Mr Bollan, who is a Scottish Socialist Party councillor in West Dunbartonshire, added: "Angela had a drug addiction which led her into shoplifting to feed her habit. If there had been a community-based facility where she was forced to address her offending behaviour she might still be alive."

Dame Elish's commission on women offenders found only 2% of female prisoners had been jailed for serious violent crime, more than half were re-offenders, and around 80% had mental health problems.

Her report recommended jailing fewer women and addressing the high number who end up in prison as a result of addiction, abuse and poor mental health. The commission added that overcrowding had caused "significant problems" for staff and had made rehabilitation difficult.

HMP Cornton Vale was built in 1975 and from 1978 it began taking women on remand as well as prisoners who had been convicted.

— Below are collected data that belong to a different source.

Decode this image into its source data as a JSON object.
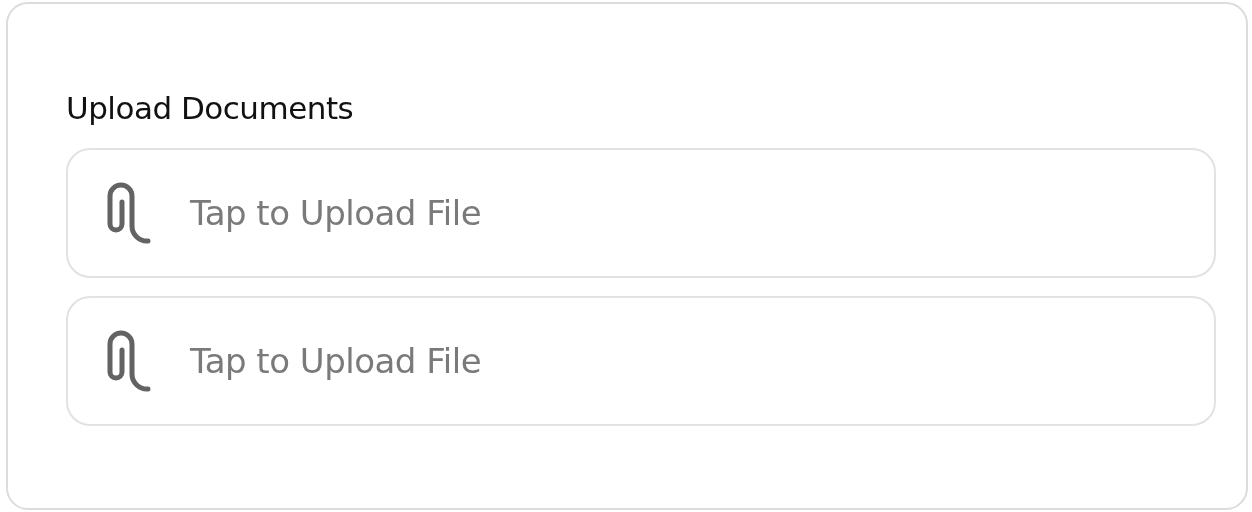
{
  "section": {
    "title": "Upload Documents",
    "uploads": [
      {
        "label": "Tap to Upload File"
      },
      {
        "label": "Tap to Upload File"
      }
    ]
  }
}
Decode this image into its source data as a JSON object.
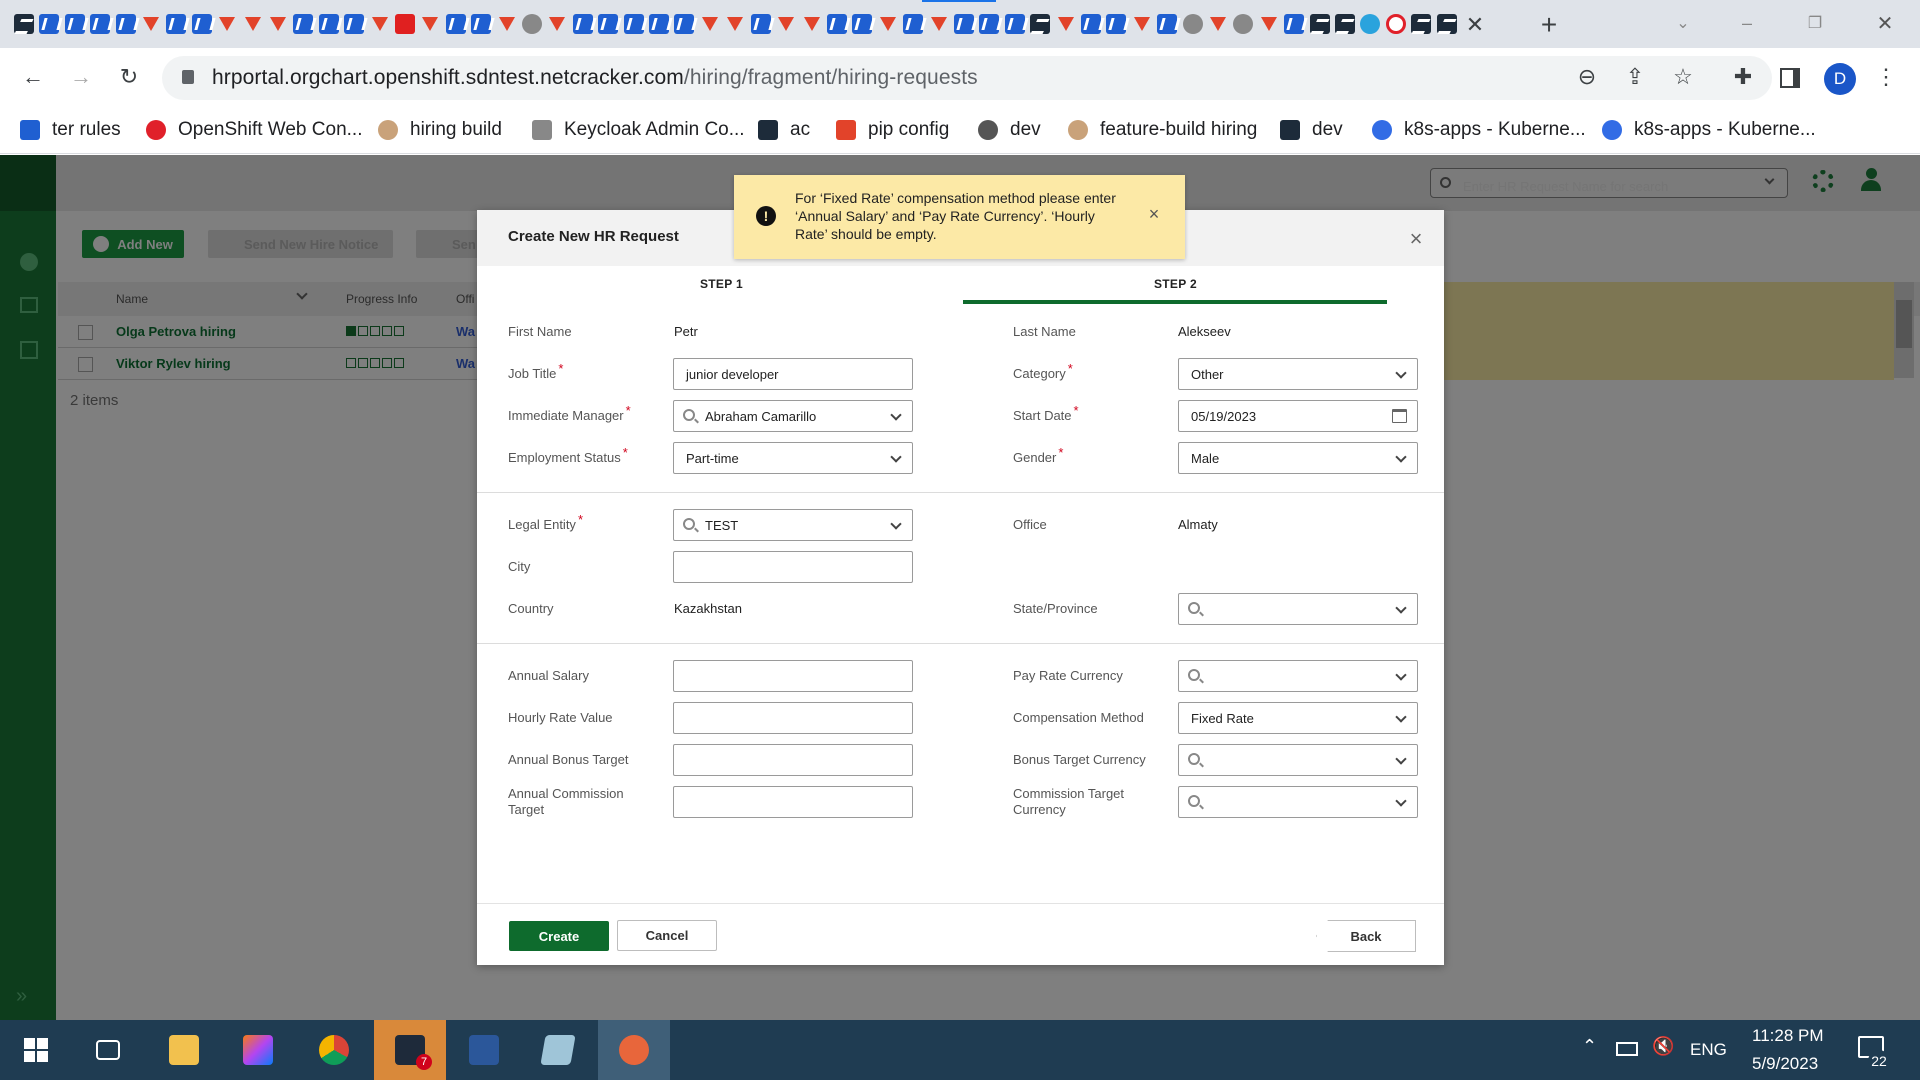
{
  "browser": {
    "url_host": "hrportal.orgchart.openshift.sdntest.netcracker.com",
    "url_path": "/hiring/fragment/hiring-requests",
    "profile_initial": "D",
    "bookmarks": [
      {
        "label": "ter rules",
        "icon": "confluence-icon",
        "color": "#1f5fd1"
      },
      {
        "label": "OpenShift Web Con...",
        "icon": "openshift-icon",
        "color": "#e0202a"
      },
      {
        "label": "hiring build",
        "icon": "jenkins-icon",
        "color": "#c9a27a"
      },
      {
        "label": "Keycloak Admin Co...",
        "icon": "keycloak-icon",
        "color": "#888888"
      },
      {
        "label": "ac",
        "icon": "argocd-icon",
        "color": "#1d2b3a"
      },
      {
        "label": "pip config",
        "icon": "gitlab-icon",
        "color": "#e2432a"
      },
      {
        "label": "dev",
        "icon": "globe-icon",
        "color": "#555555"
      },
      {
        "label": "feature-build hiring",
        "icon": "jenkins-icon",
        "color": "#c9a27a"
      },
      {
        "label": "dev",
        "icon": "argocd-icon",
        "color": "#1d2b3a"
      },
      {
        "label": "k8s-apps - Kuberne...",
        "icon": "kubernetes-icon",
        "color": "#326ce5"
      },
      {
        "label": "k8s-apps - Kuberne...",
        "icon": "kubernetes-icon",
        "color": "#326ce5"
      }
    ]
  },
  "app": {
    "search_placeholder": "Enter HR Request Name for search",
    "toolbar": {
      "add_new": "Add New",
      "send_notice": "Send New Hire Notice",
      "send_other": "Sen"
    },
    "columns": {
      "name": "Name",
      "progress": "Progress Info",
      "office": "Offi"
    },
    "rows": [
      {
        "name": "Olga Petrova hiring",
        "office": "Wa",
        "progress_filled": 1,
        "progress_total": 5
      },
      {
        "name": "Viktor Rylev hiring",
        "office": "Wa",
        "progress_filled": 0,
        "progress_total": 5
      }
    ],
    "items_count": "2 items"
  },
  "toast": {
    "message": "For ‘Fixed Rate’ compensation method please enter ‘Annual Salary’ and ‘Pay Rate Currency’. ‘Hourly Rate’ should be empty.",
    "icon": "exclamation-icon"
  },
  "modal": {
    "title": "Create New HR Request",
    "step1": "STEP 1",
    "step2": "STEP 2",
    "fields": {
      "first_name_label": "First Name",
      "first_name": "Petr",
      "last_name_label": "Last Name",
      "last_name": "Alekseev",
      "job_title_label": "Job Title",
      "job_title": "junior developer",
      "category_label": "Category",
      "category": "Other",
      "manager_label": "Immediate Manager",
      "manager": "Abraham Camarillo",
      "start_date_label": "Start Date",
      "start_date": "05/19/2023",
      "employment_label": "Employment Status",
      "employment": "Part-time",
      "gender_label": "Gender",
      "gender": "Male",
      "legal_entity_label": "Legal Entity",
      "legal_entity": "TEST",
      "office_label": "Office",
      "office": "Almaty",
      "city_label": "City",
      "city": "",
      "country_label": "Country",
      "country": "Kazakhstan",
      "state_label": "State/Province",
      "state": "",
      "annual_salary_label": "Annual Salary",
      "annual_salary": "",
      "pay_currency_label": "Pay Rate Currency",
      "pay_currency": "",
      "hourly_label": "Hourly Rate Value",
      "hourly": "",
      "comp_method_label": "Compensation Method",
      "comp_method": "Fixed Rate",
      "bonus_label": "Annual Bonus Target",
      "bonus": "",
      "bonus_currency_label": "Bonus Target Currency",
      "bonus_currency": "",
      "commission_label": "Annual Commission Target",
      "commission": "",
      "commission_currency_label": "Commission Target Currency",
      "commission_currency": ""
    },
    "buttons": {
      "create": "Create",
      "cancel": "Cancel",
      "back": "Back"
    }
  },
  "taskbar": {
    "language": "ENG",
    "time": "11:28 PM",
    "date": "5/9/2023",
    "notification_count": "22",
    "webstorm_badge": "7"
  },
  "colors": {
    "accent_green": "#0e6b2d",
    "toast_bg": "#fce9a6",
    "required": "#d0021b"
  }
}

It currently has a capacity for 309 prisoners, including 24 women nearing the end of their sentence who are accommodated in independent living units outside the jail, and seven mother-and-baby spaces inside the prison.

Around 300 staff will be given the option of working elsewhere in the prison system. No decision has been made about what will happen to the Cornton Vale site.

A spokesman for the Scottish Prison Service said: "HMP Cornton Vale will close in 2018. The long-term future of the site has yet to be determined."

He added that in addition to smaller units for women at Grampian and Edinburgh, there would also be a new national facility at Inverclyde opening in 2017.

A Scottish Government spokeswoman said: "HMP Cornton Vale will be closed once its replacement as the national prison facility for women has been built. Major construction projects like this take time but, in the meantime, conditions and facilities at Cornton Vale continue to be improved, including improvements to several wings, and the creation of a new family centre and help hub.

"Around 100 women have been moved out of the prison to ­facilities at HMP Edinburgh and HMP Grampian. The new HMP Inverclyde, which will replace Cornton Vale, is being designed and constructed specifically to meet the needs of women offenders, as recommended by the Angiolini Commission.

"It will create an environment where women prisoners will be able to access the kinds of support, guidance and activities which will help them address their problems, and work towards a future away from crime."